L’heure avançait. Il consulta sa montre et se leva ; il avait sa contre-visite à passer, vers cinq heures. Il hésitait à prévenir son frère qu’il allait le laisser seul jusqu’au dîner ; mais, contrairement à son attente, Jacques parut presque content de le voir partir.

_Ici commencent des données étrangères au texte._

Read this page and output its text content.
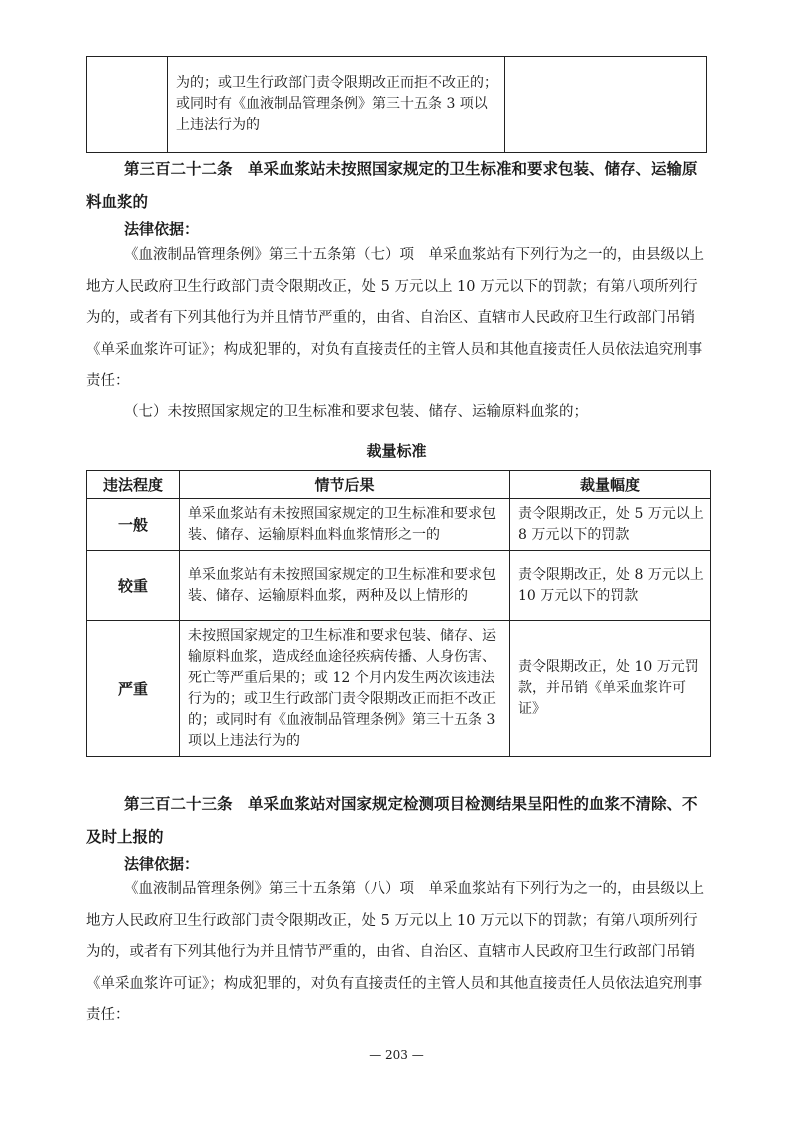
为的；或卫生行政部门责令限期改正而拒不改正的；或同时有《血液制品管理条例》第三十五条 3 项以上违法行为的

第三百二十二条　单采血浆站未按照国家规定的卫生标准和要求包装、储存、运输原料血浆的
法律依据：
《血液制品管理条例》第三十五条第（七）项　单采血浆站有下列行为之一的，由县级以上地方人民政府卫生行政部门责令限期改正，处 5 万元以上 10 万元以下的罚款；有第八项所列行为的，或者有下列其他行为并且情节严重的，由省、自治区、直辖市人民政府卫生行政部门吊销《单采血浆许可证》；构成犯罪的，对负有直接责任的主管人员和其他直接责任人员依法追究刑事责任：
（七）未按照国家规定的卫生标准和要求包装、储存、运输原料血浆的；
裁量标准
违法程度	情节后果	裁量幅度
一般	单采血浆站有未按照国家规定的卫生标准和要求包装、储存、运输原料血料血浆情形之一的	责令限期改正，处 5 万元以上 8 万元以下的罚款

较重	单采血浆站有未按照国家规定的卫生标准和要求包装、储存、运输原料血浆，两种及以上情形的	责令限期改正，处 8 万元以上 10 万元以下的罚款

严重	未按照国家规定的卫生标准和要求包装、储存、运输原料血浆，造成经血途径疾病传播、人身伤害、死亡等严重后果的；或 12 个月内发生两次该违法行为的；或卫生行政部门责令限期改正而拒不改正的；或同时有《血液制品管理条例》第三十五条 3 项以上违法行为的	责令限期改正，处 10 万元罚款，并吊销《单采血浆许可证》
第三百二十三条　单采血浆站对国家规定检测项目检测结果呈阳性的血浆不清除、不及时上报的
法律依据：
《血液制品管理条例》第三十五条第（八）项　单采血浆站有下列行为之一的，由县级以上地方人民政府卫生行政部门责令限期改正，处 5 万元以上 10 万元以下的罚款；有第八项所列行为的，或者有下列其他行为并且情节严重的，由省、自治区、直辖市人民政府卫生行政部门吊销《单采血浆许可证》；构成犯罪的，对负有直接责任的主管人员和其他直接责任人员依法追究刑事责任：
— 203 —
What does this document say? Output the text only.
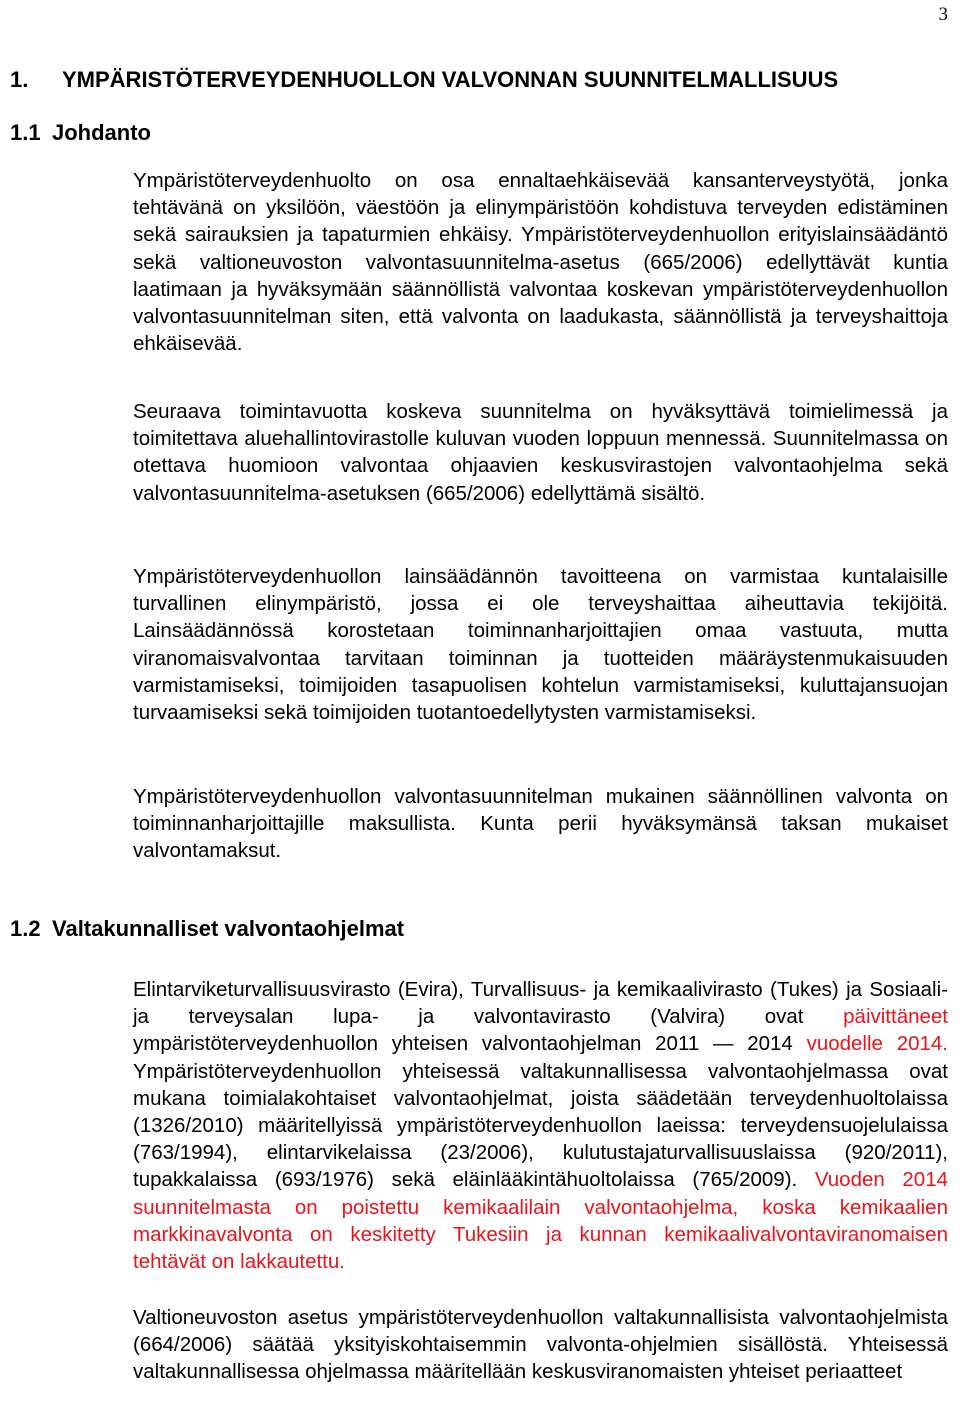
3
1. YMPÄRISTÖTERVEYDENHUOLLON VALVONNAN SUUNNITELMALLISUUS
1.1 Johdanto

Ympäristöterveydenhuolto on osa ennaltaehkäisevää kansanterveystyötä, jonka tehtävänä on yksilöön, väestöön ja elinympäristöön kohdistuva terveyden edistäminen sekä sairauksien ja tapaturmien ehkäisy. Ympäristöterveydenhuollon erityislainsäädäntö sekä valtioneuvoston valvontasuunnitelma-asetus (665/2006) edellyttävät kuntia laatimaan ja hyväksymään säännöllistä valvontaa koskevan ympäristöterveydenhuollon valvontasuunnitelman siten, että valvonta on laadukasta, säännöllistä ja terveyshaittoja ehkäisevää.

Seuraava toimintavuotta koskeva suunnitelma on hyväksyttävä toimielimessä ja toimitettava aluehallintovirastolle kuluvan vuoden loppuun mennessä. Suunnitelmassa on otettava huomioon valvontaa ohjaavien keskusvirastojen valvontaohjelma sekä valvontasuunnitelma-asetuksen (665/2006) edellyttämä sisältö.

Ympäristöterveydenhuollon lainsäädännön tavoitteena on varmistaa kuntalaisille turvallinen elinympäristö, jossa ei ole terveyshaittaa aiheuttavia tekijöitä. Lainsäädännössä korostetaan toiminnanharjoittajien omaa vastuuta, mutta viranomaisvalvontaa tarvitaan toiminnan ja tuotteiden määräystenmukaisuuden varmistamiseksi, toimijoiden tasapuolisen kohtelun varmistamiseksi, kuluttajansuojan turvaamiseksi sekä toimijoiden tuotantoedellytysten varmistamiseksi.

Ympäristöterveydenhuollon valvontasuunnitelman mukainen säännöllinen valvonta on toiminnanharjoittajille maksullista. Kunta perii hyväksymänsä taksan mukaiset valvontamaksut.

1.2 Valtakunnalliset valvontaohjelmat

Elintarviketurvallisuusvirasto (Evira), Turvallisuus- ja kemikaalivirasto (Tukes) ja Sosiaali- ja terveysalan lupa- ja valvontavirasto (Valvira) ovat päivittäneet ympäristöterveydenhuollon yhteisen valvontaohjelman 2011 — 2014 vuodelle 2014. Ympäristöterveydenhuollon yhteisessä valtakunnallisessa valvontaohjelmassa ovat mukana toimialakohtaiset valvontaohjelmat, joista säädetään terveydenhuoltolaissa (1326/2010) määritellyissä ympäristöterveydenhuollon laeissa: terveydensuojelulaissa (763/1994), elintarvikelaissa (23/2006), kulutustajaturvallisuuslaissa (920/2011), tupakkalaissa (693/1976) sekä eläinlääkintähuoltolaissa (765/2009). Vuoden 2014 suunnitelmasta on poistettu kemikaalilain valvontaohjelma, koska kemikaalien markkinavalvonta on keskitetty Tukesiin ja kunnan kemikaalivalvontaviranomaisen tehtävät on lakkautettu.

Valtioneuvoston asetus ympäristöterveydenhuollon valtakunnallisista valvontaohjelmista (664/2006) säätää yksityiskohtaisemmin valvonta-ohjelmien sisällöstä. Yhteisessä valtakunnallisessa ohjelmassa määritellään keskusviranomaisten yhteiset periaatteet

En effet, resté seul, il se sentit comme allégé. Il eut l’idée de faire le tour de l’appartement. Mais dans l’antichambre, devant les portes closes, il fut pris d’une angoisse inexplicable, revint chez lui et s’enferma. Il avait à peine regardé sa chambre. Il aperçut enfin le bouquet de violettes, la banderole. Tous les détails de la journée s’enchevêtraient dans sa mémoire, l’accueil du père, la conversation d’Antoine. Il s’allongea sur le canapé, et recommença à pleurer ; sans aucun désespoir : non, il pleurait d’épuisement surtout, et aussi, à cause de la chambre, des violettes, de cette main que son père avait posée sur sa tête, des attentions d’Antoine, de cette vie nouvelle et inconnue ; il pleurait parce qu’on semblait de toutes parts vouloir l’aimer ; parce qu’on allait maintenant s’occuper de lui, et lui parler, et lui sourire ; parce qu’il faudrait répondre à tous, parce que c’en était fini pour lui d’être tranquille.